To calculate the change in pH when a solution is added to a buffer, we need to consider the effect of the added species on the equilibria of the buffer components.
For the first part of the question, we are adding HCl to the buffer solution. When HCl is added to water, it fully dissociates to H+ and Cl-. The H+ ions will react with the NH3 in the buffer, causing a change in the equilibrium of the buffer system. The overall reaction can be represented as:
NH3(aq) + H+(aq) ↔ NH4+(aq)
In this reaction, NH3 is acting as a base and the H+ ions from HCl are acting as an acid. As a result, the NH4+ concentration will increase and the NH3 concentration will decrease.
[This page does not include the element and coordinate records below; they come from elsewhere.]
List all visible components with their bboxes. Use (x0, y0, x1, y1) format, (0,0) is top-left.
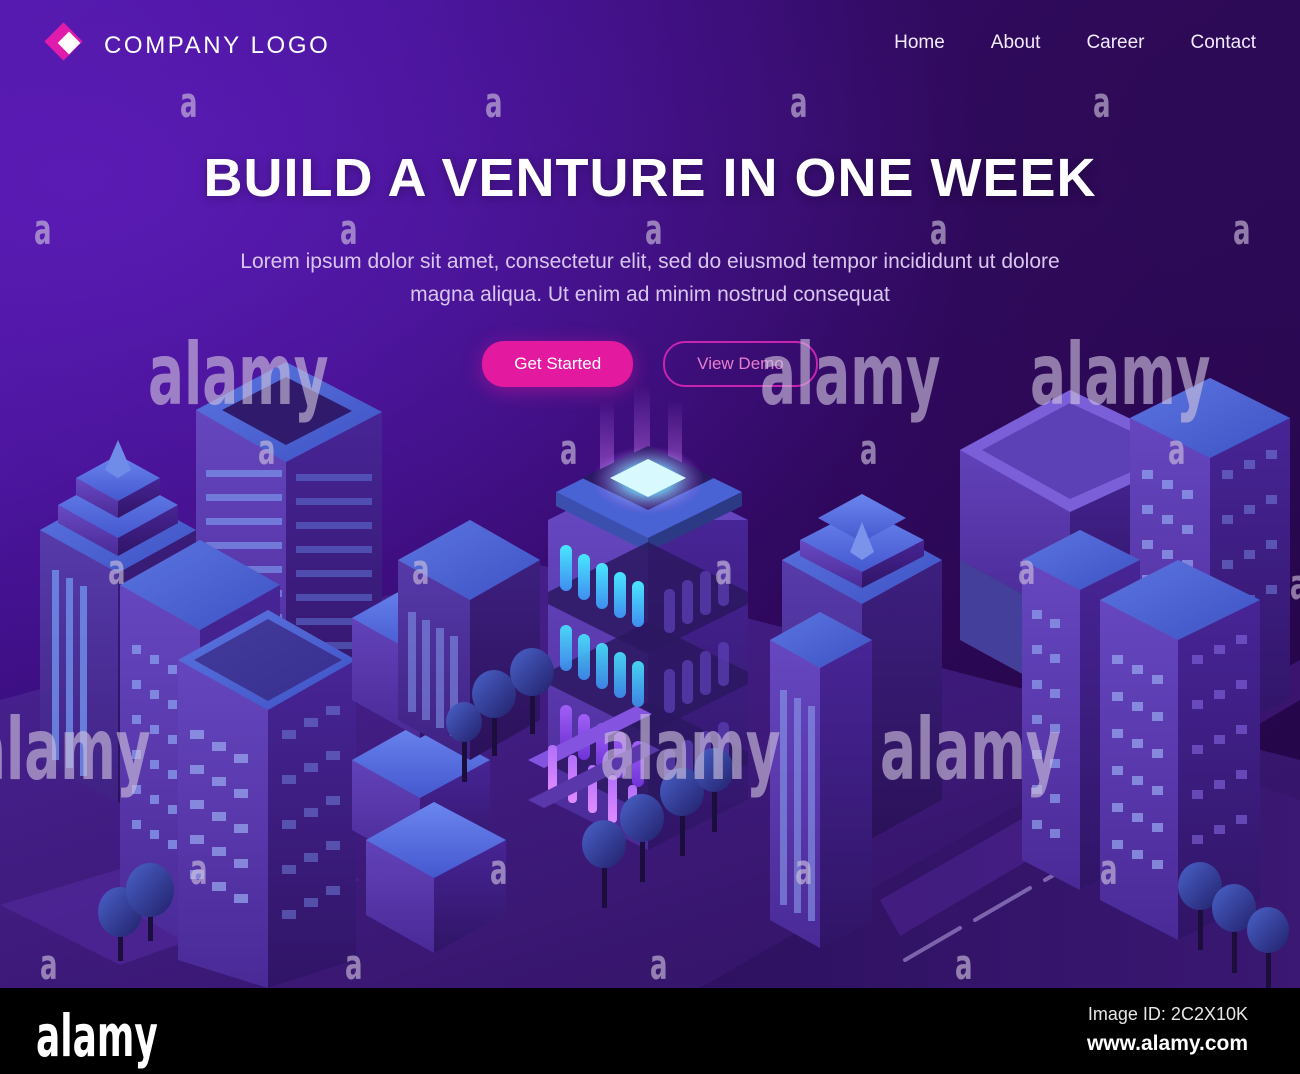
get-started-button[interactable]: Get Started (482, 341, 634, 388)
hero-title: BUILD A VENTURE IN ONE WEEK (203, 148, 1097, 208)
hero-subtitle: Lorem ipsum dolor sit amet, consectetur … (240, 249, 1060, 306)
landing-page-artboard: COMPANY LOGO Home About Career Contact B… (0, 0, 1300, 988)
page-header: COMPANY LOGO Home About Career Contact (0, 0, 1300, 92)
hero-button-group: Get Started View Demo (0, 341, 1300, 388)
image-id-label: Image ID: 2C2X10K (1087, 1004, 1248, 1024)
alamy-brand-text: alamy (36, 1002, 158, 1070)
nav-item-contact[interactable]: Contact (1191, 32, 1256, 54)
logo-text: COMPANY LOGO (104, 32, 331, 59)
hero-section: BUILD A VENTURE IN ONE WEEK Lorem ipsum … (0, 148, 1300, 388)
nav-item-home[interactable]: Home (894, 32, 945, 54)
alamy-url: www.alamy.com (1086, 1032, 1248, 1055)
logo[interactable]: COMPANY LOGO (44, 22, 331, 66)
nav-item-about[interactable]: About (991, 32, 1041, 54)
nav-item-career[interactable]: Career (1086, 32, 1144, 54)
diamond-logo-icon (44, 22, 88, 66)
main-navigation: Home About Career Contact (894, 32, 1256, 54)
view-demo-button[interactable]: View Demo (663, 341, 818, 388)
screenshot-root: COMPANY LOGO Home About Career Contact B… (0, 0, 1300, 1074)
alamy-footer-bar: alamy Image ID: 2C2X10K www.alamy.com (0, 988, 1300, 1074)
To calculate the change in pH, we need to calculate the concentrations of NH3 and NH4+ after the reaction occurs. The initial concentration of NH3 is given as 0.100M, and the initial concentration of NH4+ is also 0.100M (since it is from the buffer solution).
First, let's calculate the moles of H+ ions added to the solution.
Moles of HCl = concentration of HCl * volume of HCl added
Moles of HCl = 0.100M * 9.00mL = 0.900mmol
Since 1 mole of HCl dissociates into 1 mole of H+, in this case, we have 0.900mmol of H+ added to the buffer solution.
Next, we need to consider the reaction between H+ and NH3. From the balanced equation, we know that the ratio between H+ and NH3 is 1:1. Therefore, the moles of NH3 consumed will be equal to the moles of H+ added. In this case, 0.900mmol of NH3 will be consumed.
Now, let's calculate the new concentrations of NH3 and NH4+ after the reaction. Since the total volume of the solution is 100.0mL + 9.00mL = 109.00mL, we need to convert the moles to concentrations.
Concentration of NH3 = (moles of NH3 remaining) / (total volume of solution)
Concentration of NH3 = (0.100M * 0.100L - 0.900mmol) / 0.109L
Concentration of NH3 = 0.0826M
Concentration of NH4+ = (moles of NH4+ formed) / (total volume of solution)
Concentration of NH4+ = (0.100M * 0.100L + 0.900mmol) / 0.109L
Concentration of NH4+ = 0.183M
Now, we can calculate the pOH of the solution using the new concentration of NH3:
pOH = -log10(NH3 concentration)
pOH = -log10(0.0826) = 1.08
Finally, we can calculate the pH of the solution:
pH = 14 - pOH
pH = 14 - 1.08 = 12.92
The change in pH is the difference between the initial pH of the buffer solution and the pH after the reaction. In this case, the change in pH is 12.92 - 14 = -1.08.
For the second part of the question, when NaOH is added to the buffer solution, the OH- ions will react with the NH4+ in the buffer, causing a change in the equilibrium of the buffer system. The overall reaction can be represented as:
NH4+(aq) + OH-(aq) ↔ NH3(aq) + H2O(l)
In this reaction, NH4+ acts as an acid and the OH- ions from NaOH act as a base. As a result, the NH3 concentration will increase, and the NH4+ concentration will decrease.
The approach to calculating the change in pH is similar to the first part. First, calculate the moles of OH- ions added by NaOH. Then, determine the moles consumed for both NH4+ and OH- based on the stoichiometric ratio. Finally, calculate the new concentrations of NH4+ and NH3 and use them to determine the new pOH and pH of the solution.
I hope this helps! If you have any further questions, please, let me know.